Professional ratings
Aggregate scores
| Source | Rating |
| Metacritic | 64/100 |
Review scores
| Source | Rating |
| AllMusic | Star Half star |
| The Boston Globe | (mixed) |
| Entertainment Weekly | B− |
| musicOMH | Star |
| Rolling Stone | Star |
| Seattle Post-Intelligencer | (positive) |
| Sputnikmusic | 1.5/5 |
| USA Today | Star Half star |
| Us Weekly | Star |

==Chart performance==
The album debuted on the Billboard 200 at number eight, selling 34,000 copies in its first week. It is DeGraw's second top-ten album, his first being his self-titled album (2008), which debuted at number seven, with 66,000 copies sold in its first week.

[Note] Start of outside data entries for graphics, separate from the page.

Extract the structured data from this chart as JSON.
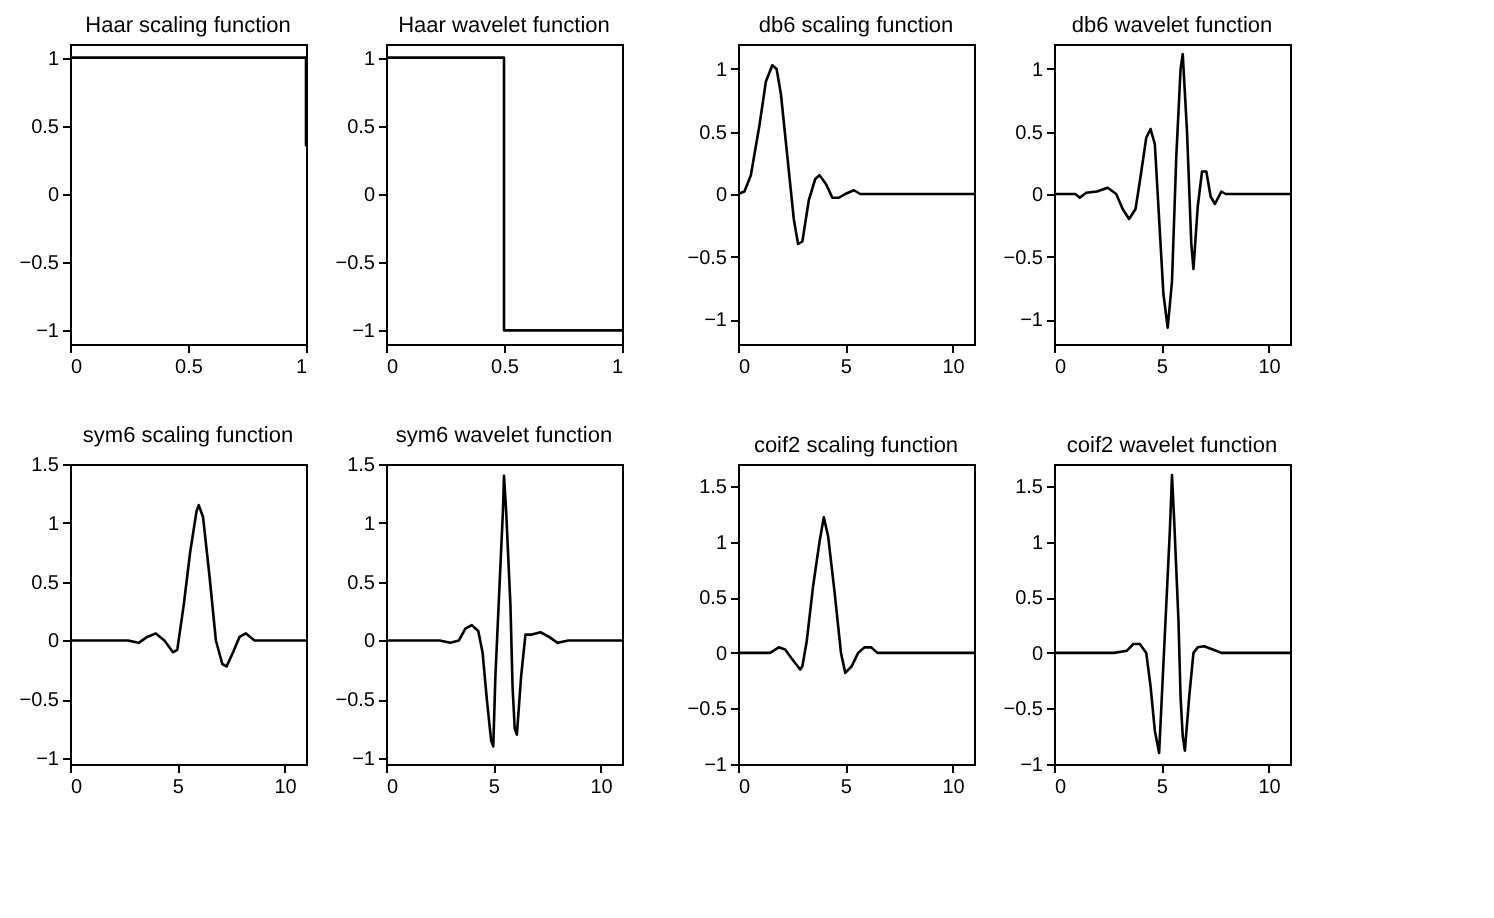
{
  "chart_data": [
    {
      "type": "line",
      "title": "Haar scaling function",
      "xlim": [
        0,
        1
      ],
      "ylim": [
        -1.1,
        1.1
      ],
      "xticks": [
        0,
        0.5,
        1
      ],
      "yticks": [
        -1,
        -0.5,
        0,
        0.5,
        1
      ],
      "series": [
        {
          "color": "#000000",
          "x": [
            0,
            1,
            1
          ],
          "values": [
            1,
            1,
            0.35
          ]
        }
      ]
    },
    {
      "type": "line",
      "title": "Haar wavelet function",
      "xlim": [
        0,
        1
      ],
      "ylim": [
        -1.1,
        1.1
      ],
      "xticks": [
        0,
        0.5,
        1
      ],
      "yticks": [
        -1,
        -0.5,
        0,
        0.5,
        1
      ],
      "series": [
        {
          "color": "#000000",
          "x": [
            0,
            0.5,
            0.5,
            1
          ],
          "values": [
            1,
            1,
            -1,
            -1
          ]
        }
      ]
    },
    {
      "type": "line",
      "title": "db6 scaling function",
      "xlim": [
        0,
        11
      ],
      "ylim": [
        -1.2,
        1.2
      ],
      "xticks": [
        0,
        5,
        10
      ],
      "yticks": [
        -1,
        -0.5,
        0,
        0.5,
        1
      ],
      "series": [
        {
          "color": "#000000",
          "x": [
            0,
            0.3,
            0.6,
            1.0,
            1.3,
            1.6,
            1.8,
            2.0,
            2.3,
            2.6,
            2.8,
            3.0,
            3.3,
            3.6,
            3.8,
            4.1,
            4.4,
            4.7,
            5.0,
            5.4,
            5.7,
            11
          ],
          "values": [
            0,
            0.02,
            0.15,
            0.55,
            0.9,
            1.03,
            1.0,
            0.8,
            0.3,
            -0.2,
            -0.4,
            -0.38,
            -0.05,
            0.12,
            0.15,
            0.08,
            -0.03,
            -0.03,
            0,
            0.03,
            0,
            0
          ]
        }
      ]
    },
    {
      "type": "line",
      "title": "db6 wavelet function",
      "xlim": [
        0,
        11
      ],
      "ylim": [
        -1.2,
        1.2
      ],
      "xticks": [
        0,
        5,
        10
      ],
      "yticks": [
        -1,
        -0.5,
        0,
        0.5,
        1
      ],
      "series": [
        {
          "color": "#000000",
          "x": [
            0,
            1.0,
            1.2,
            1.5,
            2.0,
            2.5,
            2.9,
            3.2,
            3.5,
            3.8,
            4.0,
            4.3,
            4.5,
            4.7,
            4.9,
            5.1,
            5.3,
            5.5,
            5.7,
            5.9,
            6.0,
            6.2,
            6.4,
            6.5,
            6.7,
            6.9,
            7.1,
            7.3,
            7.5,
            7.8,
            8.0,
            11
          ],
          "values": [
            0,
            0,
            -0.03,
            0.01,
            0.02,
            0.05,
            0,
            -0.12,
            -0.2,
            -0.12,
            0.1,
            0.45,
            0.52,
            0.4,
            -0.2,
            -0.8,
            -1.07,
            -0.7,
            0.3,
            1.0,
            1.12,
            0.5,
            -0.4,
            -0.6,
            -0.1,
            0.18,
            0.18,
            -0.02,
            -0.08,
            0.02,
            0,
            0
          ]
        }
      ]
    },
    {
      "type": "line",
      "title": "sym6 scaling function",
      "xlim": [
        0,
        11
      ],
      "ylim": [
        -1.05,
        1.5
      ],
      "xticks": [
        0,
        5,
        10
      ],
      "yticks": [
        -1,
        -0.5,
        0,
        0.5,
        1,
        1.5
      ],
      "series": [
        {
          "color": "#000000",
          "x": [
            0,
            2.7,
            3.2,
            3.6,
            4.0,
            4.4,
            4.8,
            5.0,
            5.3,
            5.6,
            5.9,
            6.0,
            6.2,
            6.5,
            6.8,
            7.1,
            7.3,
            7.6,
            7.9,
            8.2,
            8.6,
            11
          ],
          "values": [
            0,
            0,
            -0.02,
            0.03,
            0.06,
            0,
            -0.1,
            -0.08,
            0.3,
            0.75,
            1.1,
            1.15,
            1.05,
            0.55,
            0,
            -0.2,
            -0.22,
            -0.1,
            0.03,
            0.06,
            0,
            0
          ]
        }
      ]
    },
    {
      "type": "line",
      "title": "sym6 wavelet function",
      "xlim": [
        0,
        11
      ],
      "ylim": [
        -1.05,
        1.5
      ],
      "xticks": [
        0,
        5,
        10
      ],
      "yticks": [
        -1,
        -0.5,
        0,
        0.5,
        1,
        1.5
      ],
      "series": [
        {
          "color": "#000000",
          "x": [
            0,
            2.5,
            3.0,
            3.4,
            3.7,
            4.0,
            4.3,
            4.5,
            4.7,
            4.9,
            5.0,
            5.1,
            5.3,
            5.45,
            5.5,
            5.6,
            5.8,
            5.9,
            6.0,
            6.1,
            6.3,
            6.5,
            6.8,
            7.2,
            7.6,
            8.0,
            8.5,
            11
          ],
          "values": [
            0,
            0,
            -0.02,
            0,
            0.1,
            0.13,
            0.08,
            -0.1,
            -0.5,
            -0.85,
            -0.9,
            -0.3,
            0.5,
            1.1,
            1.4,
            1.1,
            0.3,
            -0.4,
            -0.75,
            -0.8,
            -0.3,
            0.05,
            0.05,
            0.07,
            0.03,
            -0.02,
            0,
            0
          ]
        }
      ]
    },
    {
      "type": "line",
      "title": "coif2 scaling function",
      "xlim": [
        0,
        11
      ],
      "ylim": [
        -1,
        1.7
      ],
      "xticks": [
        0,
        5,
        10
      ],
      "yticks": [
        -1,
        -0.5,
        0,
        0.5,
        1,
        1.5
      ],
      "series": [
        {
          "color": "#000000",
          "x": [
            0,
            1.5,
            1.9,
            2.2,
            2.5,
            2.9,
            3.0,
            3.2,
            3.5,
            3.8,
            4.0,
            4.2,
            4.5,
            4.8,
            5.0,
            5.3,
            5.6,
            5.9,
            6.2,
            6.5,
            11
          ],
          "values": [
            0,
            0,
            0.05,
            0.03,
            -0.05,
            -0.15,
            -0.12,
            0.1,
            0.6,
            1.0,
            1.22,
            1.05,
            0.55,
            0,
            -0.18,
            -0.12,
            0,
            0.05,
            0.05,
            0,
            0
          ]
        }
      ]
    },
    {
      "type": "line",
      "title": "coif2 wavelet function",
      "xlim": [
        0,
        11
      ],
      "ylim": [
        -1,
        1.7
      ],
      "xticks": [
        0,
        5,
        10
      ],
      "yticks": [
        -1,
        -0.5,
        0,
        0.5,
        1,
        1.5
      ],
      "series": [
        {
          "color": "#000000",
          "x": [
            0,
            2.8,
            3.4,
            3.7,
            4.0,
            4.3,
            4.5,
            4.7,
            4.9,
            5.0,
            5.2,
            5.4,
            5.5,
            5.6,
            5.8,
            5.9,
            6.0,
            6.1,
            6.3,
            6.5,
            6.7,
            7.0,
            7.4,
            7.8,
            11
          ],
          "values": [
            0,
            0,
            0.02,
            0.08,
            0.08,
            0,
            -0.3,
            -0.7,
            -0.9,
            -0.5,
            0.3,
            1.1,
            1.6,
            1.2,
            0.3,
            -0.4,
            -0.75,
            -0.88,
            -0.4,
            0,
            0.05,
            0.06,
            0.03,
            0,
            0
          ]
        }
      ]
    }
  ]
}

However, it only spent one week in the top 50 as it dropped forty-five places to #53 in its second week and #90 in its third week, whereas his self-titled album spent three weeks in the top fifty and dropped only eight places in its second week.

==Singles==
The lead single "Not Over You" was released on May 17, 2011, and has reached a lot of success, peaking at number eighteen on the Billboard Hot 100 chart, while reaching top-ten on the Pop Songs and topping the Adult Pop Songs chart. In Canada, the song peaked at number twenty-eight, while in Australia, the song reached the top-forty and in New Zealand, it peaked at number eight. "Soldier" was released in Canada as the second single. It has charted on the Netherlands chart and peaked at number thirty-three. Later, "Sweeter" was released in October again in Netherlands, where it charted at number seventy-six. The song was released as the second single of the album in the United States in March. The music video premiered on March 15, 2012, on E! News at 7 pm PT/ET and later on E! Online at 5 pm PT/8 pm ET. Officially, the song debuted at number forty on the Billboard Adult Pop Songs chart. "Soldier" was chosen as the third and final single for the album and was released on September 20, 2012.

==Track listing==

Sweeter track listing
| No. | Title | Writer(s) | Producer(s) | Length |
|---|---|---|---|---|
| 1. | "Sweeter" | DeGraw; Ryan Tedder; | Tedder | 3:43 |
| 2. | "Not Over You" | DeGraw; Tedder; | Tedder; Noel Zancanella; Jerrod "Skins" Bettis; | 3:38 |
| 3. | "Run Every Time" | DeGraw; Andrew Frampton; | Eric Ivan Rosse | 3:06 |
| 4. | "Soldier" |  | Butch Walker | 3:31 |
| 5. | "Candy" |  | Walker | 4:38 |
| 6. | "You Know Where I'm At" |  | Ron Aniello | 3:21 |
| 7. | "Stealing" |  | Aniello | 4:17 |
| 8. | "Radiation" |  | Walker | 4:17 |
| 9. | "Where You Are" |  | Rosse | 4:21 |
| 10. | "Spell It Out" | DeGraw; Frampton; | Frampton | 3:57 |

==Charts==

===Weekly charts===

Weekly chart performance for Sweeter
| Chart (2011) | Peak position |
|---|---|
| Australian Albums (ARIA) | 65 |
| Belgian Albums (Ultratop Flanders) | 61 |
| Canadian Albums (Nielsen SoundScan) | 41 |
| Danish Albums (Hitlisten) | 6 |
| Dutch Albums (Album Top 100) | 6 |
| Norwegian Albums (VG-lista) | 25 |
| Swedish Albums (Sverigetopplistan) | 29 |
| Swiss Albums (Schweizer Hitparade) | 19 |
| US Billboard 200 | 8 |

===Year-end charts===

Year-end chart performance for Sweeter
| Chart (2012) | Position |
|---|---|
| Dutch Albums (Album Top 100) | 87 |

==Certifications==

Certifications for Sweeter
| Region | Certification | Certified units/sales |
| United States (RIAA) | Gold | 500,000^{‡} |
^{‡} Sales+streaming figures based on certification alone.